2020年9月25日(金)
『不信仰になって神の約束を疑うようなことはなく、かえって信仰が強められて、神に栄光を帰し』ローマ人への手紙4章20節
これは以前に何かで読んだホームレスの少年の話である。
ソーシャルワーカーによって地下室から保護された少年は、ニューヨーク州ウェストチェスターの農家に送られた。
彼には広い部屋まるまる一つが与えられた。
夜、部屋に案内されると、テーブルの上には小さなキャンドルが置かれており、少年にとってはまるで夢のような完璧な世界だった。
ここは天国だ、と彼は思った。
やがて疲れて眠くなった少年は、雪のように白いベッドに目をやった。
ベッドで寝るのは生まれて初めてだった。
そこでそろそろとベッドに近づき、しばらくしてから柔らかな枕に頬を載せてみた。
これが自分のものだなんて信じられない、何かの間違いじゃないか。
やがてうしろめたい気分になってきた。
こんな雪みたいな真っ白なベッドに寝るなんて、図々しすぎるよー。
それでもしばらくの間、天国に頭を突っ込むことはした。
それからベッドの下の床に横になり、「ここがおいらの場所だ」と言った。
そして身体を丸めて、すぐに眠りについた。
朝早く部屋に入って来た女主人は、少年を見て叫んだ。
「まあ、なんてこと。
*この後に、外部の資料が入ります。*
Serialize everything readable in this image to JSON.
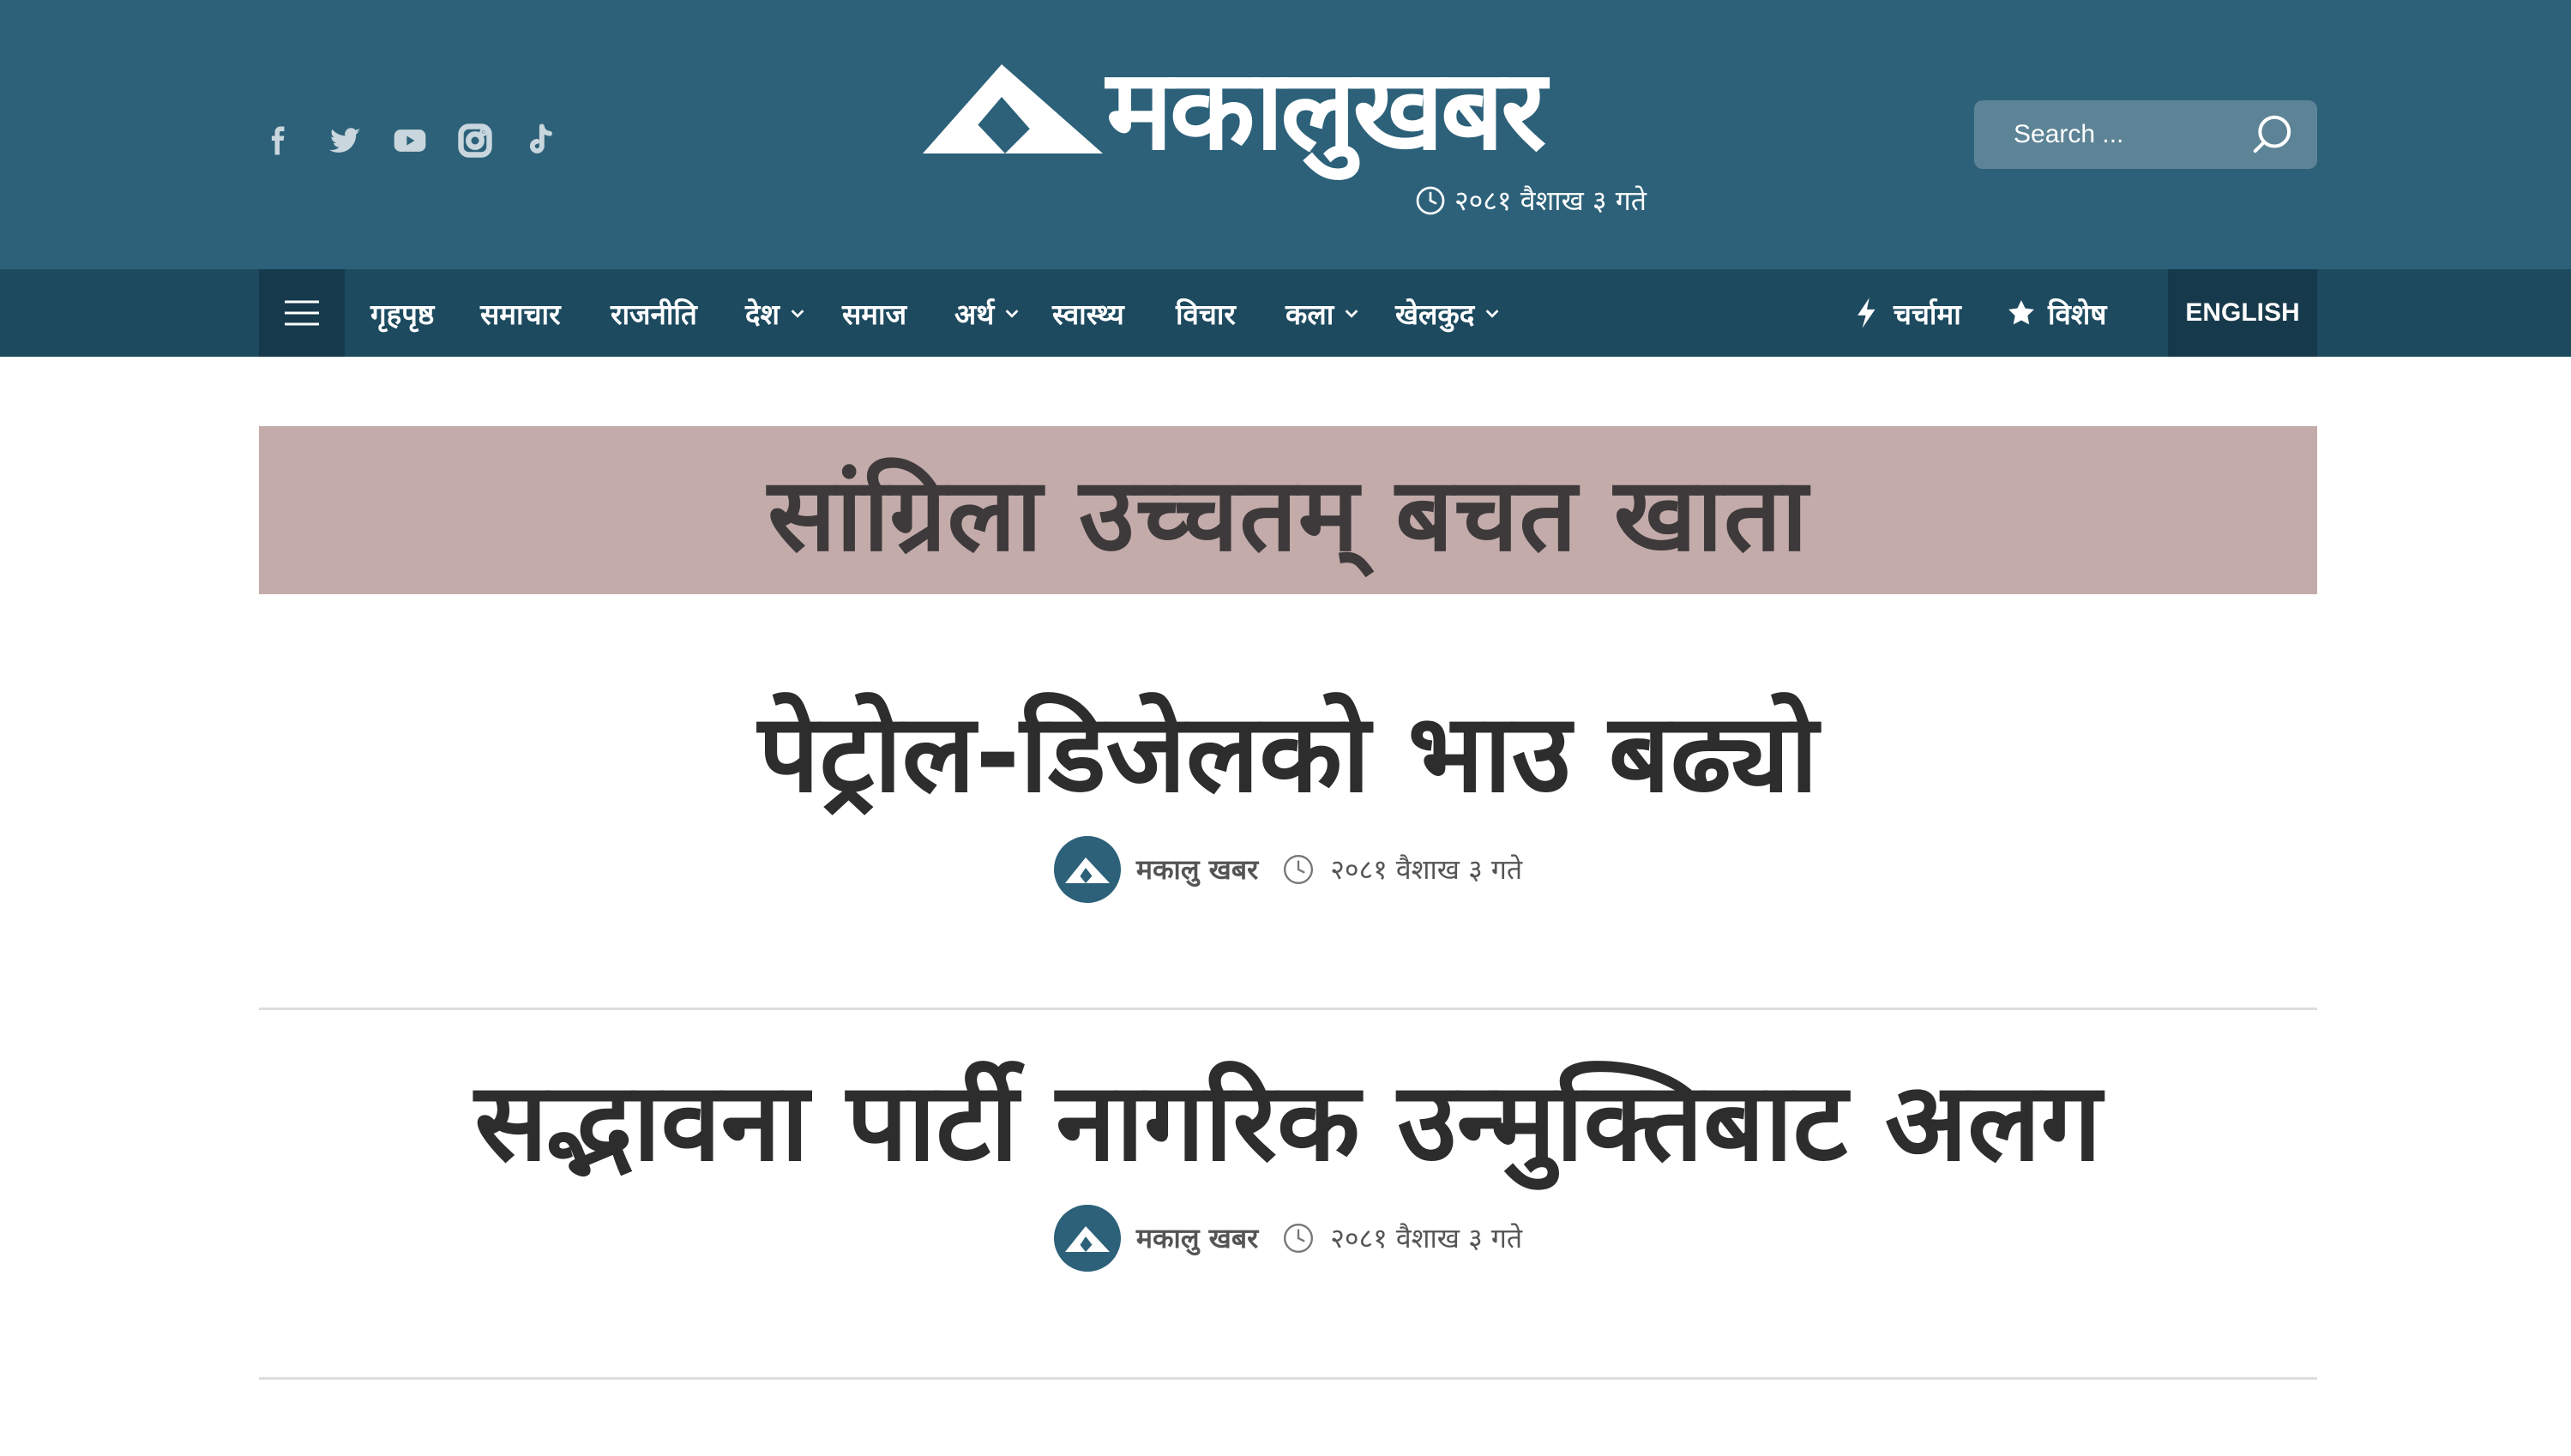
{
  "header": {
    "logo_text": "मकालुखबर",
    "date": "२०८१ वैशाख ३ गते",
    "social_icons": [
      "facebook-icon",
      "twitter-icon",
      "youtube-icon",
      "instagram-icon",
      "tiktok-icon"
    ]
  },
  "search": {
    "placeholder": "Search ..."
  },
  "nav": {
    "items": [
      {
        "label": "गृहपृष्ठ"
      },
      {
        "label": "समाचार"
      },
      {
        "label": "राजनीति"
      },
      {
        "label": "देश"
      },
      {
        "label": "समाज"
      },
      {
        "label": "अर्थ"
      },
      {
        "label": "स्वास्थ्य"
      },
      {
        "label": "विचार"
      },
      {
        "label": "कला"
      },
      {
        "label": "खेलकुद"
      }
    ],
    "trending_label": "चर्चामा",
    "special_label": "विशेष",
    "english_label": "ENGLISH"
  },
  "ad": {
    "text": "सांग्रिला उच्चतम् बचत खाता"
  },
  "articles": [
    {
      "title": "पेट्रोल-डिजेलको भाउ बढ्यो",
      "author": "मकालु खबर",
      "date": "२०८१ वैशाख ३ गते"
    },
    {
      "title": "सद्भावना पार्टी नागरिक उन्मुक्तिबाट अलग",
      "author": "मकालु खबर",
      "date": "२०८१ वैशाख ३ गते"
    }
  ],
  "colors": {
    "header_bg": "#2c6179",
    "nav_bg": "#1d4a5f",
    "nav_dark": "#163a4b",
    "ad_bg": "#c3abaa"
  }
}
この子はどういうつもりなんでしょう」。
そして少年を抱き上げてベッドに寝かせ、このベッドはあなたのものなのよ、と説明した。
それでも少年が納得して、気持ちのいい清潔なカバーにくるまれて眠るまでには、ずいぶん時間がかかったのである。
神の愛する子どもたちの中で、神の愛に満ちた胸で憩う代わりにベッドの下で寝ている者は、はたしてどれほどいるだろう。
私たちは神が自分のために備えてくださっているすべてのものを信じ、受け取る資格のあるものを手に取るのにひどく時間がかかる。
いつの日か、私たちが雪よりも白く、御使いたちよりも高くなり、どんなすばらしい時代も足元に置かれるとき、御父の食卓からわずかなパン屑を受けることさえ自分にはどれほど難しかったかを考えて恥じ入ることだろう。
神は王の子にふさわしい心を求めておられる。
アブラハムのように、神が「わたしはある」と仰せられる神であることを進んで信じる者を求めておられるのだ。
私たちには完全に理解できなくても、それはそのとおりなのだ。
そのことをたとえ知性に完全に組み込むことができなくても、心の中に取り入れて、信仰を強め、神に栄光を帰すのである。
愛する者よ、主があなたをその困難にあわせたのは、ひとえにあなたがそこから助け出され、それが主ご自身に達する足がかりになるためなのだから。
A・B・シンプソン
この真理の単純ですばらしい意味を考えてみよう。
聖書の中に貴重な神のみことばの約束を、すなわち祝福と励ましと導きを差し出す約束を見出すたびに、こう言うことができる。
「これは私にとって本当のことなのか。今日でも本当にそうなるのか」。
そのたびに返ってくる答えはこうだ。
「そうだ、まさしく本当のことだよ。
神の約束はすべてキリストにおいて『はい』となるのだから。